Together, these data suggest but do not unequivocally demonstrate, that expression of LRRK2^G2019S induces some of the histopathological hallmarks present in patients with genetic Parkinson’s disease. Although HD-CAV-2 vectors lead to long-term transgene expression in vivo, and that it is unlikely that capsid uptake still had an effect on neurons 6 months postinjection (Piersanti et al., 2015; Mestre-Francés et al., 2018; del Rio et al., 2019), further controls need to be performed to show that these phenotypes are not linked to the CAV-2 capsid.

If a cell-autonomous effect of LRRK2^G2019S is responsible for the loss of SN neurons in Parkinson’s disease, then gene transfer needs to be more efficient in these cells. Therefore, in the second set of pilot assays, we bilaterally injected CAV-GFP in the SN to test vector efficacy. GFP⁺ neurons were detected in the SN, motor cortex, putamen, caudate, lateral hypothalamus, and the pedunculopontine nucleus bilaterally (Figures 5A–G). Of note, ~72% of the TH⁺ cells in SNs were GFP⁺.

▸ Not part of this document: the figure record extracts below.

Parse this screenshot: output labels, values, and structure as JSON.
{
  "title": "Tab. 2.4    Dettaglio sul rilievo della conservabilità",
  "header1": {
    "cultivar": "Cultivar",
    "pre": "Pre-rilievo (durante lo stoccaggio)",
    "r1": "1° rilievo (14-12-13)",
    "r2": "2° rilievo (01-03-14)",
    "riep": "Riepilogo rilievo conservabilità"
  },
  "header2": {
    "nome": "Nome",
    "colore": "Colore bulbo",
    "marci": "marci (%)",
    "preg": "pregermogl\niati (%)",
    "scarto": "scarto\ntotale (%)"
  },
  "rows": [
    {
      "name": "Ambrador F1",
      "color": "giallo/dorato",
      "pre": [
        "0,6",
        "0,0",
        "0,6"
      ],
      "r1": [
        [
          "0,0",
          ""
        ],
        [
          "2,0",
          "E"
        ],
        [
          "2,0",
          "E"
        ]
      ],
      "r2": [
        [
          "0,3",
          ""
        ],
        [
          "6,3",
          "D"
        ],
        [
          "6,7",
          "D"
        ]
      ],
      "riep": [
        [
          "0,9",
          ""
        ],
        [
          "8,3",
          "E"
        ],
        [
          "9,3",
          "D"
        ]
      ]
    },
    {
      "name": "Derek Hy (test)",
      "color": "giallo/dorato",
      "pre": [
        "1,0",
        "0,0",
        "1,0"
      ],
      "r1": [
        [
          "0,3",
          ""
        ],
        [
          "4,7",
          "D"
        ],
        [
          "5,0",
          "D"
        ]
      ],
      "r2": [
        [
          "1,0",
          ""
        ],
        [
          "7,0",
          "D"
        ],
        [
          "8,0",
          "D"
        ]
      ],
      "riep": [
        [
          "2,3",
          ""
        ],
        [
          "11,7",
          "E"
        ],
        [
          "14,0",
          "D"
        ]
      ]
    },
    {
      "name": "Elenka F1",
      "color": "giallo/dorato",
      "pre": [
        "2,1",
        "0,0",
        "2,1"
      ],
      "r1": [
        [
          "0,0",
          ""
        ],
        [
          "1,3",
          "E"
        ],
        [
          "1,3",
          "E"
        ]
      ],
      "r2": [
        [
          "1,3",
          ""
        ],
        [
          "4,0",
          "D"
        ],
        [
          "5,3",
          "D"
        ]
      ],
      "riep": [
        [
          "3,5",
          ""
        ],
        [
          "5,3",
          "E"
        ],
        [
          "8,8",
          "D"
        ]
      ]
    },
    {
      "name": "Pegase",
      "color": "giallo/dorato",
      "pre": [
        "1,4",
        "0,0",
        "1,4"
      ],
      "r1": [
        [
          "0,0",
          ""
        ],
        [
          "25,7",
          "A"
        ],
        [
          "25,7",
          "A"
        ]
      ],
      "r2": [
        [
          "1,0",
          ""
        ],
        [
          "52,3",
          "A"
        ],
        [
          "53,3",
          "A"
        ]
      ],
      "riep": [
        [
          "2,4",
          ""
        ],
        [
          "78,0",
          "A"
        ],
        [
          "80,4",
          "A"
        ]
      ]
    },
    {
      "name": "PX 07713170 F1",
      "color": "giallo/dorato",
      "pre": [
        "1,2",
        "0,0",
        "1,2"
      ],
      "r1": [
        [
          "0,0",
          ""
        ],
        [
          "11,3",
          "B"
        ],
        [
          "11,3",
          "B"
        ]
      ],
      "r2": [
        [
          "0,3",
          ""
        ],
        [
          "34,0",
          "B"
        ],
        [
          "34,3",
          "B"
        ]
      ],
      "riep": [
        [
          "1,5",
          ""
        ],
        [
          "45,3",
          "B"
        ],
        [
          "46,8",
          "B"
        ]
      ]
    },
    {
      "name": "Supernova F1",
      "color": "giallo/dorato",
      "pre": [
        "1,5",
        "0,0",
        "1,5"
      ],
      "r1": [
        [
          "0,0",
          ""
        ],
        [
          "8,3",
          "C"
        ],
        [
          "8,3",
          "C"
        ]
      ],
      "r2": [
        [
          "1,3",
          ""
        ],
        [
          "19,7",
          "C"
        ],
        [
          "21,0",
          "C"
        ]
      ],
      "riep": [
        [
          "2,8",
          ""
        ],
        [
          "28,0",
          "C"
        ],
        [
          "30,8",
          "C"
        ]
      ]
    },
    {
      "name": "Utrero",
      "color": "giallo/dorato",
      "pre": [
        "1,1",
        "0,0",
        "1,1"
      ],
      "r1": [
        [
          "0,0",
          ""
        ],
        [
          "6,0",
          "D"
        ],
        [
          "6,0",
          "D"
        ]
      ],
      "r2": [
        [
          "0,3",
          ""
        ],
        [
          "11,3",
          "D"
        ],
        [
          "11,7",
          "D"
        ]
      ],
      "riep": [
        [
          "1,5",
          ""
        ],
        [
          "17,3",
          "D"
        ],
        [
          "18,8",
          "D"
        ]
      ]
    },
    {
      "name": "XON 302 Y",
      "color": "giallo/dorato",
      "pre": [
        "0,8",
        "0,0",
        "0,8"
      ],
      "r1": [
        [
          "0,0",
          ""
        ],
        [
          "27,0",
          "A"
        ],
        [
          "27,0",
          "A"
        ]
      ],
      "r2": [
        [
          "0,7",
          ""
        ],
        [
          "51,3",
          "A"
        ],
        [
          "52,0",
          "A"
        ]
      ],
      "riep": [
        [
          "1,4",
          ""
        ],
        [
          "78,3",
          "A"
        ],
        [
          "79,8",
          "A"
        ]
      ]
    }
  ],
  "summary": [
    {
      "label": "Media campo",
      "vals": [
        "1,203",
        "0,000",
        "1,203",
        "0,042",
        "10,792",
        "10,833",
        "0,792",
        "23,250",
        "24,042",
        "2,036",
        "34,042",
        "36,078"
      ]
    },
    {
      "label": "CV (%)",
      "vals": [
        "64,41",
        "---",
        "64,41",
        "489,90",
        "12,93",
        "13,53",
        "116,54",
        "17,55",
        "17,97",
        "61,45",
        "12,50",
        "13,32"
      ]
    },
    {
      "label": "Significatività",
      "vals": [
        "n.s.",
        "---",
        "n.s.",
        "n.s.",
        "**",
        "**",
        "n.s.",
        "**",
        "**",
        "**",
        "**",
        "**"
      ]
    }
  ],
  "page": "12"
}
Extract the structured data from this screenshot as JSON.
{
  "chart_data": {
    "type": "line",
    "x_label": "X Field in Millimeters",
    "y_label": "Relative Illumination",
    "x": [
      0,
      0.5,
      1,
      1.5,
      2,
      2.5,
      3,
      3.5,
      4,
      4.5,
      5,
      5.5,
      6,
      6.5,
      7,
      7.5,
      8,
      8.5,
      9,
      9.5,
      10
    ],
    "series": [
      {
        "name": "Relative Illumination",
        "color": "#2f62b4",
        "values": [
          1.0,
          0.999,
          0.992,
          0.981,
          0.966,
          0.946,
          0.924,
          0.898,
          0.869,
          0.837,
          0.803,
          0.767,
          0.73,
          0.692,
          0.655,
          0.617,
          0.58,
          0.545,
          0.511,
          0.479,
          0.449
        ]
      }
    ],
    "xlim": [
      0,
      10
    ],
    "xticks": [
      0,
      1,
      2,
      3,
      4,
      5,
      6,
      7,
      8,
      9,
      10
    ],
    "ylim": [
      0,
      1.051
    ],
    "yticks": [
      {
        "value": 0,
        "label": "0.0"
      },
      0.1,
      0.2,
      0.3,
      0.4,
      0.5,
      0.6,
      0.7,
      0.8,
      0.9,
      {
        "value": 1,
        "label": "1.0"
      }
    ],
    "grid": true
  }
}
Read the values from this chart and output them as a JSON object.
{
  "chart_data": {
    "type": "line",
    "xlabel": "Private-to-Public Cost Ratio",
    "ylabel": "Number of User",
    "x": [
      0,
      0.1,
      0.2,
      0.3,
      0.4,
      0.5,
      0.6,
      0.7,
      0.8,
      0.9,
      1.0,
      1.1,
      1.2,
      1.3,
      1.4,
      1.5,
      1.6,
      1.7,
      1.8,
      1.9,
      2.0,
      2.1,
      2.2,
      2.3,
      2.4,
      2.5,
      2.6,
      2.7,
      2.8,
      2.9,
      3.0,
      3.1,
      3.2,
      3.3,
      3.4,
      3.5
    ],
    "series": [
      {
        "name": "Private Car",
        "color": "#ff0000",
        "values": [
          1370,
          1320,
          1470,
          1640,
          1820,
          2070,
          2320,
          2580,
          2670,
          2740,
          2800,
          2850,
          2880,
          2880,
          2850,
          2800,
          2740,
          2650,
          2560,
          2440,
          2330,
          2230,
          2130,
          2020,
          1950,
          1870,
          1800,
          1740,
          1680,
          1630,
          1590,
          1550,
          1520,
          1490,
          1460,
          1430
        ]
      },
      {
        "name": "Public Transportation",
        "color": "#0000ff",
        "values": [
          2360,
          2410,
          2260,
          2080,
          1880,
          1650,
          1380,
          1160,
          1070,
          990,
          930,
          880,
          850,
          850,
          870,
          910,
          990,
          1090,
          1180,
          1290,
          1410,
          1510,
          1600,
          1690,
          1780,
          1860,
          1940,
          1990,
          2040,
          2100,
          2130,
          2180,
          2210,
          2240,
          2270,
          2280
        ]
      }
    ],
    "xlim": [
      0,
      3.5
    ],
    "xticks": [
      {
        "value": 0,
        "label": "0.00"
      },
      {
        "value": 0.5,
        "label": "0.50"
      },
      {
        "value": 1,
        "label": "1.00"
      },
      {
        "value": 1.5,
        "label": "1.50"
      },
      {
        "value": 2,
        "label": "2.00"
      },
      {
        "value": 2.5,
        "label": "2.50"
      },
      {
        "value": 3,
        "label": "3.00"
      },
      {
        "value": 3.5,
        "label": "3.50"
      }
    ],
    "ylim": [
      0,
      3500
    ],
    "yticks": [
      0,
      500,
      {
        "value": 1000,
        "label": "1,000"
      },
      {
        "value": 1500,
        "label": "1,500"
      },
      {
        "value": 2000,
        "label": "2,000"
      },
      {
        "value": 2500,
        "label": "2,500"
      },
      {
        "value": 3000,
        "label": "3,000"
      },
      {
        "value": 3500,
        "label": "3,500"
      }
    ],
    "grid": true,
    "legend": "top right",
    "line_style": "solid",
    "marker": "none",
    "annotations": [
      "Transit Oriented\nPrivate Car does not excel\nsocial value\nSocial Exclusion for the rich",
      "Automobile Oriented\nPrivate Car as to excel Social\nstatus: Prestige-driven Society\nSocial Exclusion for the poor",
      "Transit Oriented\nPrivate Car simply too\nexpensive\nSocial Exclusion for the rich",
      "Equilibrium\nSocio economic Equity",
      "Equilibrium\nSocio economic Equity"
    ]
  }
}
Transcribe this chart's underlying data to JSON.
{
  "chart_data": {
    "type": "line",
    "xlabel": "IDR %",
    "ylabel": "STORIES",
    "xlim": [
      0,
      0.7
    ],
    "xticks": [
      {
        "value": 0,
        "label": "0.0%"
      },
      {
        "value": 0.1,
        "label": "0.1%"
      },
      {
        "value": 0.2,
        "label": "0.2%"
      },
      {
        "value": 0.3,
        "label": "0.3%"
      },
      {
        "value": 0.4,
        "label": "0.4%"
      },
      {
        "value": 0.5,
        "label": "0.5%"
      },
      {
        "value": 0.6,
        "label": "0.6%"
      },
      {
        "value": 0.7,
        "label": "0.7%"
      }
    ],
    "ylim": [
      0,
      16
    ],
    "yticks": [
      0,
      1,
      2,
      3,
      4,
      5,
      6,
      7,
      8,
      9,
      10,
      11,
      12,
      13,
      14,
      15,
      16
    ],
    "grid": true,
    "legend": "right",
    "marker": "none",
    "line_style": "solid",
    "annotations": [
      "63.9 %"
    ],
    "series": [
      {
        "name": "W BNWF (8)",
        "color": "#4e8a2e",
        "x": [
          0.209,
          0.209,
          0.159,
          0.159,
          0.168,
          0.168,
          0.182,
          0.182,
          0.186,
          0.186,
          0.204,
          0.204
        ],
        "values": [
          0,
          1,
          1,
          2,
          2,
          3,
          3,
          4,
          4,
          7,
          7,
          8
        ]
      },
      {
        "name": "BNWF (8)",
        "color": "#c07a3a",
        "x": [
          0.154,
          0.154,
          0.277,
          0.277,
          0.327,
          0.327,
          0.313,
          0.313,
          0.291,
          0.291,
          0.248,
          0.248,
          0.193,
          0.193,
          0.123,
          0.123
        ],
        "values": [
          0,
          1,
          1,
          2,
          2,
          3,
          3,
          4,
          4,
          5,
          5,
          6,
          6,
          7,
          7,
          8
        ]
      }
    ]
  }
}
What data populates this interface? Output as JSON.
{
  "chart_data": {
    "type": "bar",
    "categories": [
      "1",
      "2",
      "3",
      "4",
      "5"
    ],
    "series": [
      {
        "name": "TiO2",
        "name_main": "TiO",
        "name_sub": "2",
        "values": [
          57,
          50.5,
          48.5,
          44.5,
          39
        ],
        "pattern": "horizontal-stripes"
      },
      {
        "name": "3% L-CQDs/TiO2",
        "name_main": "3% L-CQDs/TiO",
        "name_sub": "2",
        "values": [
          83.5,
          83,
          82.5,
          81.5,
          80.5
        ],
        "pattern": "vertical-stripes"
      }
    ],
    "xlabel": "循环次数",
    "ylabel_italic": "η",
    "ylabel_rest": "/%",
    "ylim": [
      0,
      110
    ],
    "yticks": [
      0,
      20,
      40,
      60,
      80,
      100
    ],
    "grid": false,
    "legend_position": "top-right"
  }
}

These data prompted us to compare HD-GFP (a HD CAV-2 vector expressing GFP) and HD-LRRK2^G2019S injections in the SN. The results from six monkeys (three received HD-LRRK2^G2019S and three received HD-GFP) injected in the left SN are shown. During the 6-month follow-up, we found no notable differences in DTBZ or FDG uptake in HD-LRRK2^G2019S-injected vs. the HD-GFP-injected animals, or between the injected and non-injected hemisphere (not shown). The monkeys were killed, and the brains were prepared for histology and stereology. While the number of VMAT2⁺ cells was similar in all 12 SNs (i.e., three HD-GFP- and three HD-LRRK2^G2019S-injected hemispheres, and the six non-injected hemispheres) there was a modest reduction in the number of TH⁺ cells in the injected hemispheres (Table 4). We then compared pTau^{Ser395/Ser404} IR in HD-LRRK2^G2019S- vs. HD-GFP-injected animals. While, we found no differences in pTau^{Ser395/Ser404} IR in the internal capsule, there was a modest increase in the frontal and motor cortex of HD-LRRK2^G2019S-injected monkeys (Figure 6). Finally, we found vector genomes in both hemispheres and, as expected, higher levels in the injected hemispheres (Table 5).

Together, these data suggest that following unilateral HD-LRRK2^G2019S injection into the SN, LRRK2^G2019S increased pTau^{Ser395/Ser404} levels, but did not induce changes in nigrostriatal terminal density or glucose metabolism in the striatum, or the number of VMAT2⁺ cells in the SN.